I share a similar history with my other close friends and I never take it for granted. I am immensely proud of the fact that those relationships span so many years. The poet William Blake once wrote:
"The bird a nest, the spider a web, man friendship."
I will try not to jump into English teacher mode here, BUT clearly there are many ways to interpret this comparison. The nest and the web are safe spaces for the bird and the spider, just as friendship is a safe space for us. But I am intrigued by another piece of the metaphor: The bird labors to build the nest and then is able to rest and enjoy its comfort. The spider works diligently to spin the web and then is rewarded by a place that provides her with sustenance. We must carefully craft our friendships...each shared experience becomes another brick in our unique building. Years and years down the road, we put our feet up and pour two glasses of Sauvignon Blanc and watch the river or our kids or whatever the view provides, and we feel so incredibly lucky to have built this incredible safe warm spectacular friendship.

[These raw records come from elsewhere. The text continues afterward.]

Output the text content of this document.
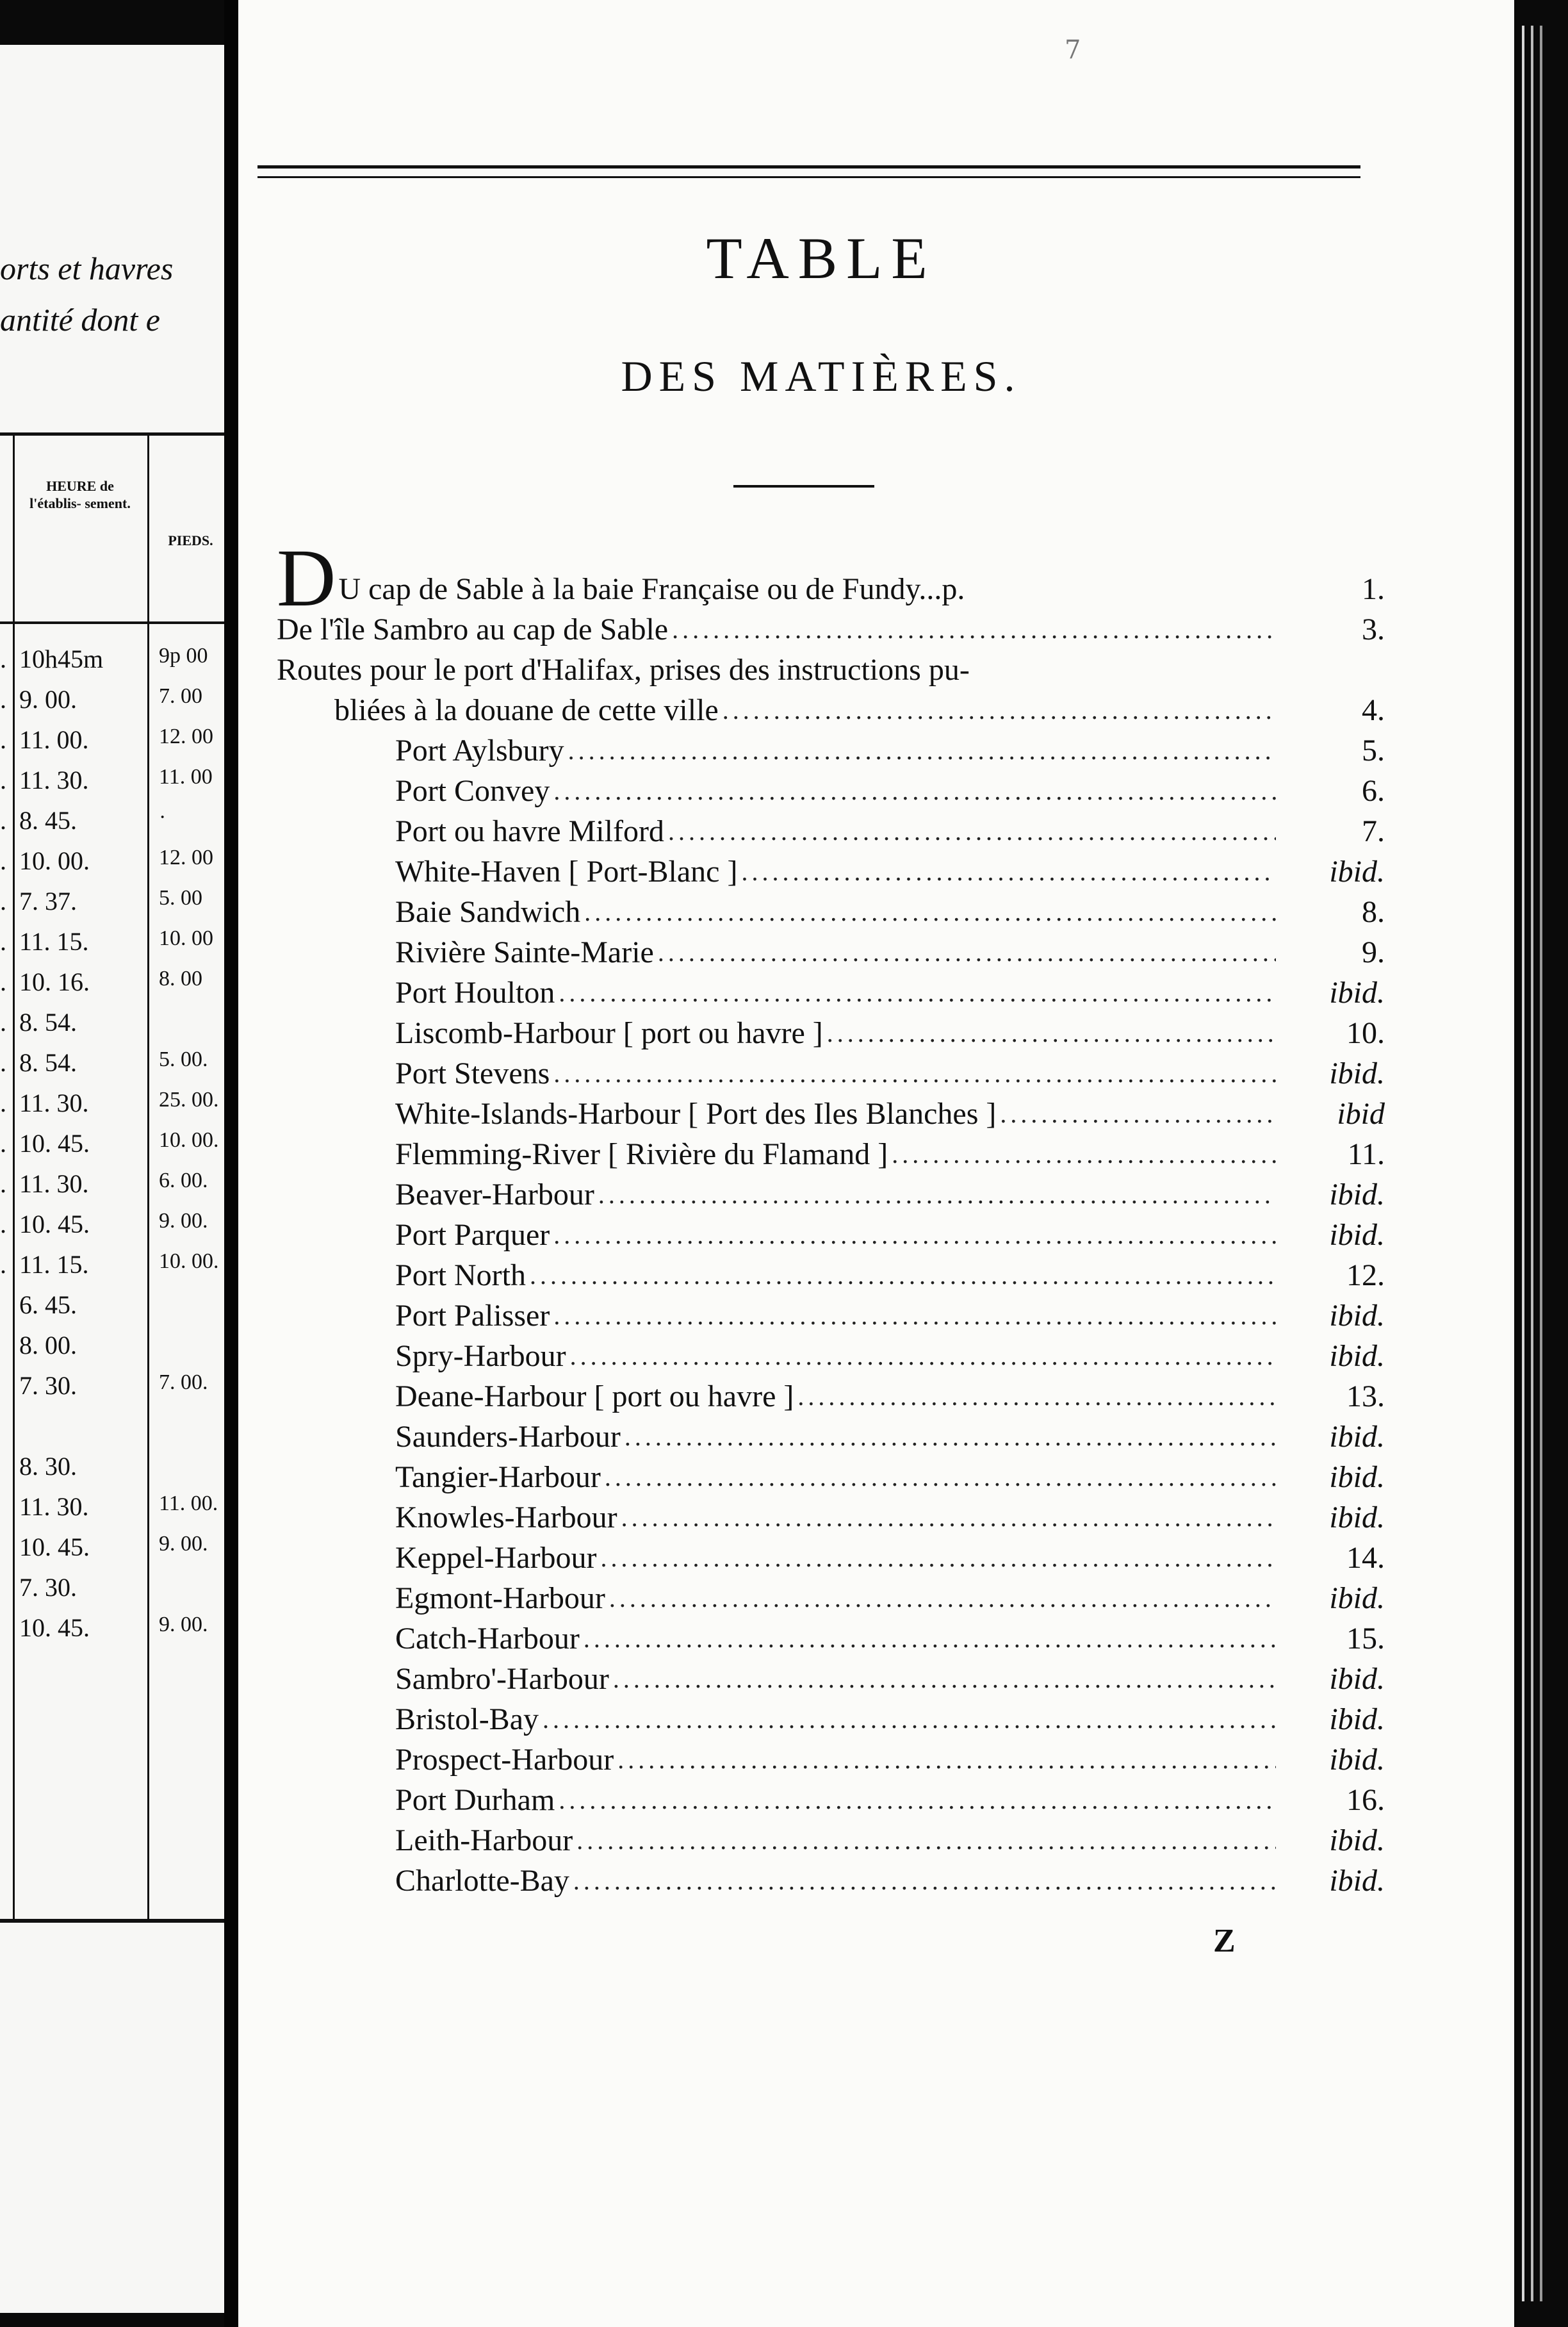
orts et havres
antité dont e
HEURE de l'établis- sement.
PIEDS.
. 10h45m	9p 00
. 9. 00.	7. 00
. 11. 00.	12. 00
. 11. 30.	11. 00
. 8. 45.	·
. 10. 00.	12. 00
. 7. 37.	5. 00
. 11. 15.	10. 00
. 10. 16.	8. 00
. 8. 54.
. 8. 54.	5. 00.
. 11. 30.	25. 00.
. 10. 45.	10. 00.
. 11. 30.	6. 00.
. 10. 45.	9. 00.
. 11. 15.	10. 00.
6. 45.
8. 00.
7. 30.	7. 00.
8. 30.
11. 30.	11. 00.
10. 45.	9. 00.
7. 30.
10. 45.	9. 00.
7
TABLE
DES MATIÈRES.
DU cap de Sable à la baie Française ou de Fundy...p.	1.
De l'île Sambro au cap de Sable .....	3.
Routes pour le port d'Halifax, prises des instructions pu-
bliées à la douane de cette ville .....	4.
Port Aylsbury .....	5.
Port Convey .....	6.
Port ou havre Milford .....	7.
White-Haven [ Port-Blanc ] .....	ibid.
Baie Sandwich .....	8.
Rivière Sainte-Marie .....	9.
Port Houlton .....	ibid.
Liscomb-Harbour [ port ou havre ] .....	10.
Port Stevens .....	ibid.
White-Islands-Harbour [ Port des Iles Blanches ] .....	ibid
Flemming-River [ Rivière du Flamand ] .....	11.
Beaver-Harbour .....	ibid.
Port Parquer .....	ibid.
Port North .....	12.
Port Palisser .....	ibid.
Spry-Harbour .....	ibid.
Deane-Harbour [ port ou havre ] .....	13.
Saunders-Harbour .....	ibid.
Tangier-Harbour .....	ibid.
Knowles-Harbour .....	ibid.
Keppel-Harbour .....	14.
Egmont-Harbour .....	ibid.
Catch-Harbour .....	15.
Sambro'-Harbour .....	ibid.
Bristol-Bay .....	ibid.
Prospect-Harbour .....	ibid.
Port Durham .....	16.
Leith-Harbour .....	ibid.
Charlotte-Bay .....	ibid.
Z
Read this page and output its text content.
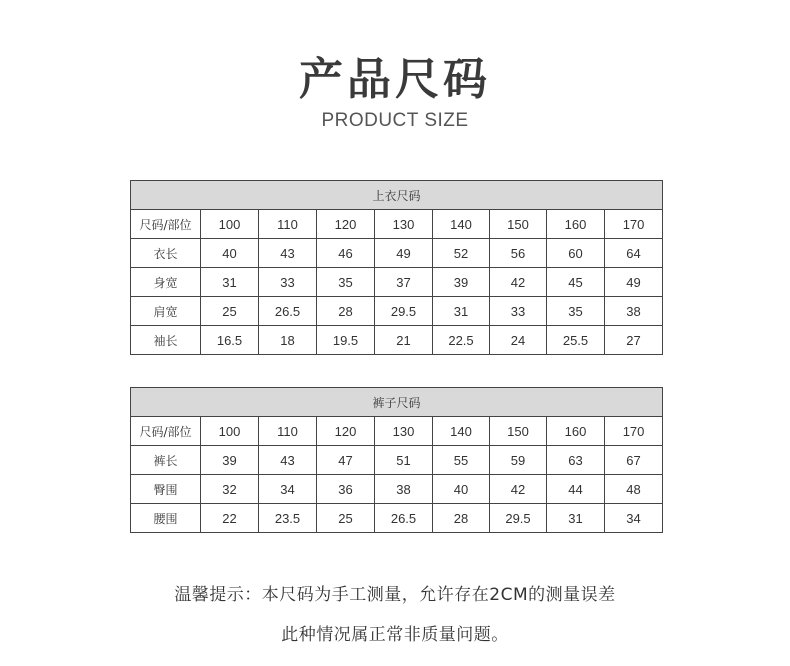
产品尺码
PRODUCT SIZE
上衣尺码								
尺码/部位	100	110	120	130	140	150	160	170
衣长	40	43	46	49	52	56	60	64
身宽	31	33	35	37	39	42	45	49
肩宽	25	26.5	28	29.5	31	33	35	38
袖长	16.5	18	19.5	21	22.5	24	25.5	27
裤子尺码								
尺码/部位	100	110	120	130	140	150	160	170
裤长	39	43	47	51	55	59	63	67
臀围	32	34	36	38	40	42	44	48
腰围	22	23.5	25	26.5	28	29.5	31	34
温馨提示：本尺码为手工测量，允许存在2CM的测量误差
此种情况属正常非质量问题。
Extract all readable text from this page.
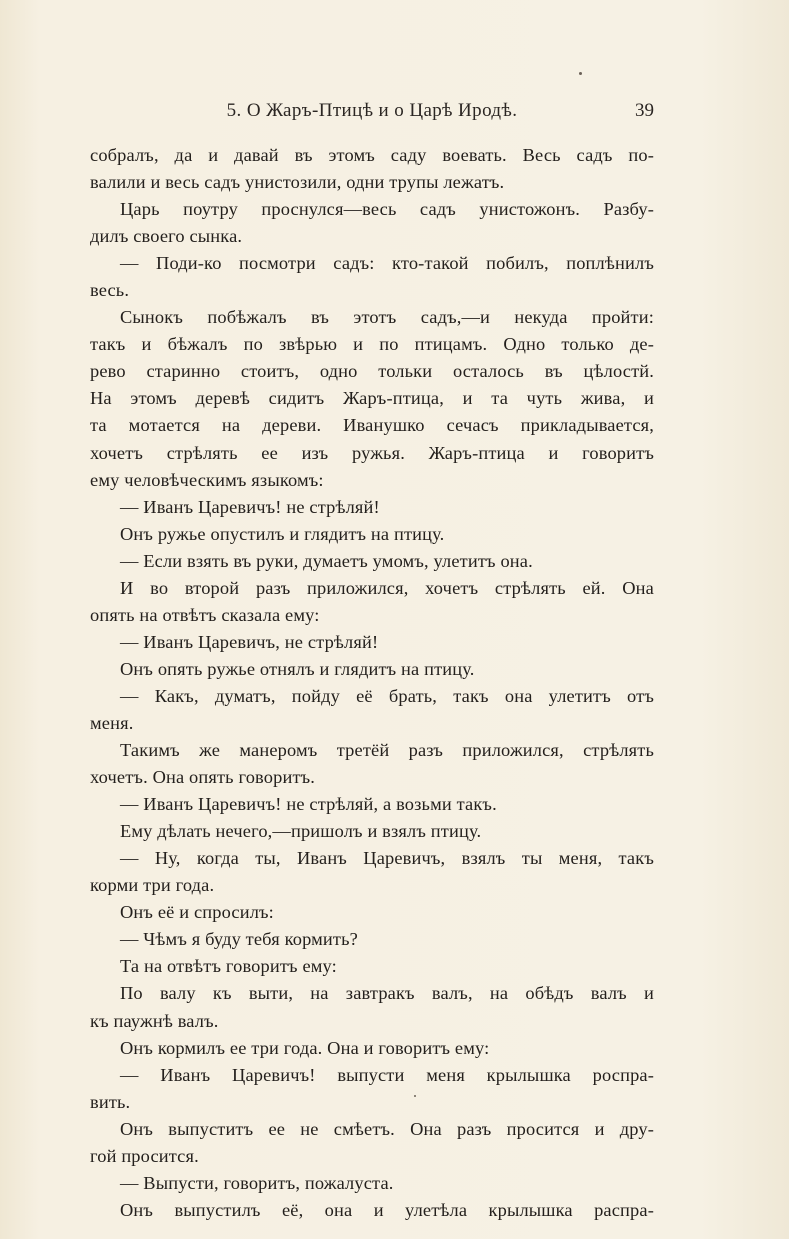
5. О Жаръ-Птицѣ и о Царѣ Иродѣ.	39
собралъ, да и давай въ этомъ саду воевать. Весь садъ по-
валили и весь садъ унистозили, одни трупы лежатъ.
Царь поутру проснулся—весь садъ унистожонъ. Разбу-
дилъ своего сынка.
— Поди-ко посмотри садъ: кто-такой побилъ, поплѣнилъ
весь.
Сынокъ побѣжалъ въ этотъ садъ,—и некуда пройти:
такъ и бѣжалъ по звѣрью и по птицамъ. Одно только де-
рево старинно стоитъ, одно тольки осталось въ цѣлостй.
На этомъ деревѣ сидитъ Жаръ-птица, и та чуть жива, и
та мотается на дереви. Иванушко сечасъ прикладывается,
хочетъ стрѣлять ее изъ ружья. Жаръ-птица и говоритъ
ему человѣческимъ языкомъ:
— Иванъ Царевичъ! не стрѣляй!
Онъ ружье опустилъ и глядитъ на птицу.
— Если взять въ руки, думаетъ умомъ, улетитъ она.
И во второй разъ приложился, хочетъ стрѣлять ей. Она
опять на отвѣтъ сказала ему:
— Иванъ Царевичъ, не стрѣляй!
Онъ опять ружье отнялъ и глядитъ на птицу.
— Какъ, думатъ, пойду её брать, такъ она улетитъ отъ
меня.
Такимъ же манеромъ третёй разъ приложился, стрѣлять
хочетъ. Она опять говоритъ.
— Иванъ Царевичъ! не стрѣляй, а возьми такъ.
Ему дѣлать нечего,—пришолъ и взялъ птицу.
— Ну, когда ты, Иванъ Царевичъ, взялъ ты меня, такъ
корми три года.
Онъ её и спросилъ:
— Чѣмъ я буду тебя кормить?
Та на отвѣтъ говоритъ ему:
По валу къ выти, на завтракъ валъ, на обѣдъ валъ и
къ паужнѣ валъ.
Онъ кормилъ ее три года. Она и говоритъ ему:
— Иванъ Царевичъ! выпусти меня крылышка роспра-
вить.
Онъ выпуститъ ее не смѣетъ. Она разъ просится и дру-
гой просится.
— Выпусти, говоритъ, пожалуста.
Онъ выпустилъ её, она и улетѣла крылышка распра-
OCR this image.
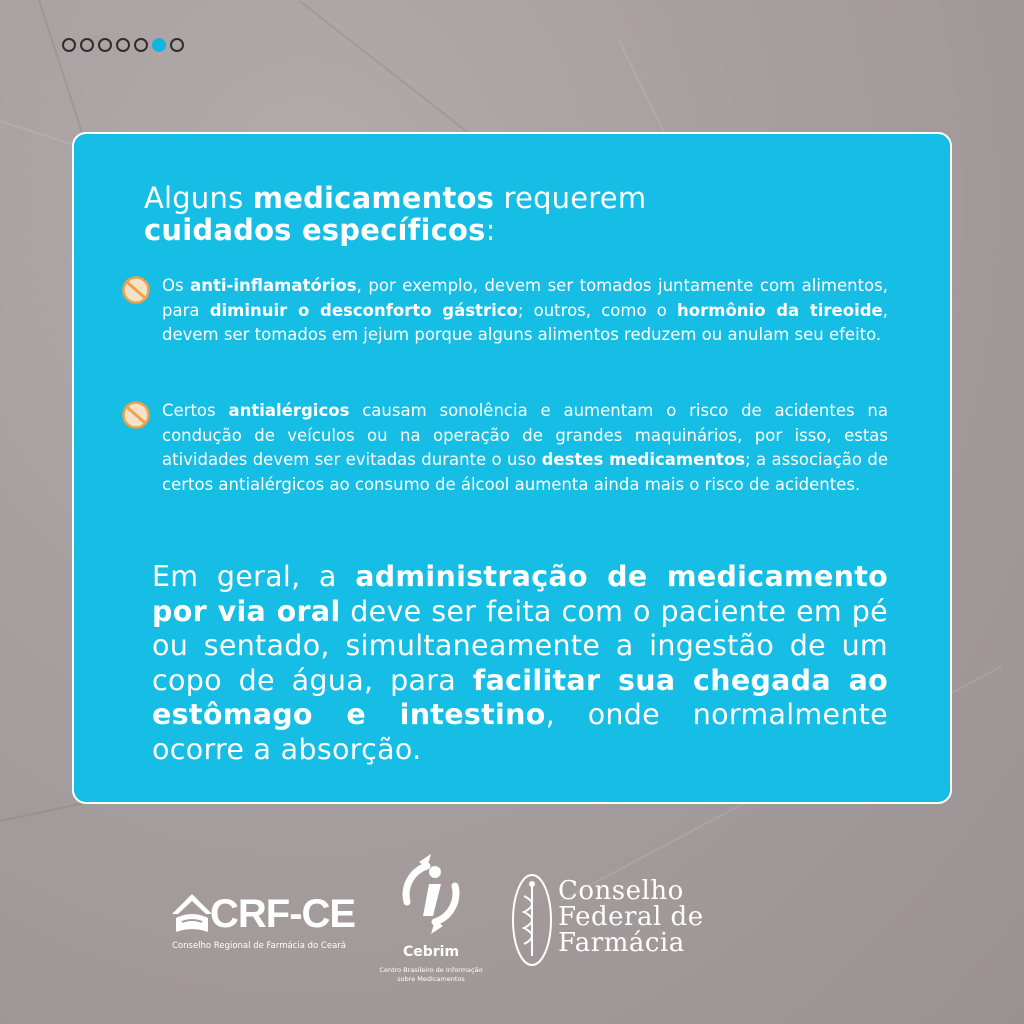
Alguns medicamentos requerem
cuidados específicos:

Os anti-inflamatórios, por exemplo, devem ser tomados juntamente com alimentos, para diminuir o desconforto gástrico; outros, como o hormônio da tireoide, devem ser tomados em jejum porque alguns alimentos reduzem ou anulam seu efeito.

Certos antialérgicos causam sonolência e aumentam o risco de acidentes na condução de veículos ou na operação de grandes maquinários, por isso, estas atividades devem ser evitadas durante o uso destes medicamentos; a associação de certos antialérgicos ao consumo de álcool aumenta ainda mais o risco de acidentes.

Em geral, a administração de medicamento por via oral deve ser feita com o paciente em pé ou sentado, simultaneamente a ingestão de um copo de água, para facilitar sua chegada ao estômago e intestino, onde normalmente ocorre a absorção.

CRF-CE
Conselho Regional de Farmácia do Ceará	Cebrim
Centro Brasileiro de Informação
sobre Medicamentos
Conselho
Federal de
Farmácia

On a more prosaic note: TO ALL OF YOU WHO HAVE TRIED UNSUCCESSFULLY TO LEAVE COMMENTS--PLEASE TRY AGAIN. I THINK I WORKED OUT THE KINKS!!!
3 comments:
Hi Rachel,
Our week together was so much fun! Come back soon!
Beth and Greg
Loved it! Will you be a guest expert in our class this fall?
Hi Rach, I put in comments but they never show up, but I'll keep trying. Enjoying your blog immensely. I made the chocolate chip pie, I haven't had it in years. Your insight is thought-provoking and inspiring. I look forward to your blog each week.